It has often been remarked that — the current fatigue with incumbents notwithstanding — the best way of running for a public office is to hold one already. Such would seem to be the case with Mark Luttrell, Shelby County's incumbent mayor and the presumptive man to beat in the highly competitive Republican primary for the 8th District congressional seat.
How this maxim seems to work was demonstrated Tuesday, when Luttrell was invited to share his tidings with members of the Rotary Club of Memphis at the University Club, one week after his Memphis counterpart, Jim Strickland, had appeared. As was the case with Strickland, the county mayor was asked to deliver a non-political address, and, in keeping with the request, proceeded to deliver a nuts-and-bolts summary of his governmental situation.
He did so, and, unlike Strickland, was able to issue a series of optimistic financial forecasts. No looming deficits (something of a budget surplus, in fact), no prospect of a tax increase, and the good news that the Shelby County economy, after years of conteracting, had actually grown to the tune of one whole percentage point.
It was only in the brief Q&A that followed Luttrell's remarks that he got a bona fide political question, and it was to the point: Why was he running?

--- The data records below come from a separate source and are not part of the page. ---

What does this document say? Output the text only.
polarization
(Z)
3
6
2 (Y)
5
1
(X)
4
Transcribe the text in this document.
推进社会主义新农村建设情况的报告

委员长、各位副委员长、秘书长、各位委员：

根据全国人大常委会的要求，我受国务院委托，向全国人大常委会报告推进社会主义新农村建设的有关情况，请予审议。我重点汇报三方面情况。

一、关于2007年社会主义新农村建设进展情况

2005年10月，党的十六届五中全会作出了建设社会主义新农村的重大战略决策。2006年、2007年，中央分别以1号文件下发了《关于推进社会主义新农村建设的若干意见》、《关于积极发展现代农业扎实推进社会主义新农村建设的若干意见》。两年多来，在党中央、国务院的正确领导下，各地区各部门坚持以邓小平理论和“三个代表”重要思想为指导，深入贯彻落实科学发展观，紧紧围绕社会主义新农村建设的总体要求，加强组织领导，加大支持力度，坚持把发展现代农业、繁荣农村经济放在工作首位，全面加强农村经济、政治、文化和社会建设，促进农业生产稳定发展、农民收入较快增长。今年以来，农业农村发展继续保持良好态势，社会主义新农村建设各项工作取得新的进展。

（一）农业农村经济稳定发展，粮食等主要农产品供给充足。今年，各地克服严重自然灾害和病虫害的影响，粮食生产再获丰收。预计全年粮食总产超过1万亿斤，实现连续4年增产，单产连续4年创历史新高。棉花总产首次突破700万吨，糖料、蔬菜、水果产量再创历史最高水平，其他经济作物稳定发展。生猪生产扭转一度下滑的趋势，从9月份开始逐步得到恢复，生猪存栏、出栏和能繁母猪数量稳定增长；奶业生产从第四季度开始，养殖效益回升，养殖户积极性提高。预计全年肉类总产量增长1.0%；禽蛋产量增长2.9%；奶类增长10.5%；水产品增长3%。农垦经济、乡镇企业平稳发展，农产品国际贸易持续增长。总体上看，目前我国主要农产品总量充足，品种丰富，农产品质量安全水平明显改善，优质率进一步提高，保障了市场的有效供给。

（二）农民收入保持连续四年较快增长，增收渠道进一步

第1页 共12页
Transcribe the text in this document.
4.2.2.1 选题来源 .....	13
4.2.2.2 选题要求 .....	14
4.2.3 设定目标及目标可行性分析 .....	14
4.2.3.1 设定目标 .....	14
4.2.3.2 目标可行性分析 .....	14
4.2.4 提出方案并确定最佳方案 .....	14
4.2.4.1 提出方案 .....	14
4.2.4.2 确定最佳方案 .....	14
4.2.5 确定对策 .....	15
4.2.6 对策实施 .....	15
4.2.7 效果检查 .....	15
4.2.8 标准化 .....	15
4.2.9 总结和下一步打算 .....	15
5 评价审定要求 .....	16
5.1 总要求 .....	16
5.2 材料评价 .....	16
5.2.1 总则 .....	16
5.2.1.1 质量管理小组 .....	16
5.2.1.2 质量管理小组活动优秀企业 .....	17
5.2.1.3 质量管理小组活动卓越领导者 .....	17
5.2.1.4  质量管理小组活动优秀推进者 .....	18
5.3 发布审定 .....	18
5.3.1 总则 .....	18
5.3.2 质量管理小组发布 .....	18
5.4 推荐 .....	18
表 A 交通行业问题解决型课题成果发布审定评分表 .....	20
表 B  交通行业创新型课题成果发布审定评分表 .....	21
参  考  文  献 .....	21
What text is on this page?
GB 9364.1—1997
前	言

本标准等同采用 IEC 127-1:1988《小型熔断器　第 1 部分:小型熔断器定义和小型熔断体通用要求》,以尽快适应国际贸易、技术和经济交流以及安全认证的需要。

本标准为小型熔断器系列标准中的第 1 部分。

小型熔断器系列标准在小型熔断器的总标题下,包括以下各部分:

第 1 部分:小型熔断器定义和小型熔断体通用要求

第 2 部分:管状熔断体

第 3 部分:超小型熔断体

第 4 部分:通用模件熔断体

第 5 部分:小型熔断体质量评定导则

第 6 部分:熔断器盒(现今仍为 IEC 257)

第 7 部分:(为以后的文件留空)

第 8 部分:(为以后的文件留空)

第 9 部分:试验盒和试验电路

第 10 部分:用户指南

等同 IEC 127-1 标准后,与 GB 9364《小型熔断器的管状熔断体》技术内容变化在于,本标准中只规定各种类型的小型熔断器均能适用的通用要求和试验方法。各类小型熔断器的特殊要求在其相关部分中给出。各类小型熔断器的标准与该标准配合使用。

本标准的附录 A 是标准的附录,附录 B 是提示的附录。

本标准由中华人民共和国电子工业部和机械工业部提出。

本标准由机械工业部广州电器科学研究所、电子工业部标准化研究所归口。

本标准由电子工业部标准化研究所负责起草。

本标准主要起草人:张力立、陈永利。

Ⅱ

The mayor seemed grateful for the opportunity to explain. First of all, he was term-limited as mayor, and he still maintained an urge to serve. Secondly, as a native of Crockett County and other points in the district, he was, he said, "the only one in the race who was deep roots" in both the urban and rural spheres. He had waited, he said, a month or so after incumbent Stephen Fincher announced he would not run again "to see who would step up" and decided it needed to be himself.
Never was a collective "dis" delivered more gently.
• Meanwhile, David Kustoff, one of the four other major rival entries from Shelby County and the one, his supporters insist, who is the true rival to Luttrell for the affections of Shelby County Republicans in the 8th, promptly set out to nourish those roots with a three-day tour of the district.
The tour began Monday in Covington, continued to Somerville, and finally to Germantown, for an opening of the candidate's Poplar Avenue headquarters. Some 125 supporters and observers were on hand, as former Shelby County Mayor Jim Rout and Shelby County Commissioner Mark Billingsley took turns introducing Kustoff, a former U.S. Attorney for Shelby County.
Kustoff's tour continues on Tuesday, with stops in Jackson, Huntington, Camden, Paris, Dresden, and Alamo. On Wednesday, the candidate will be in Dyersburg, Tiptonville, Union City, Trenton, and Brownsville.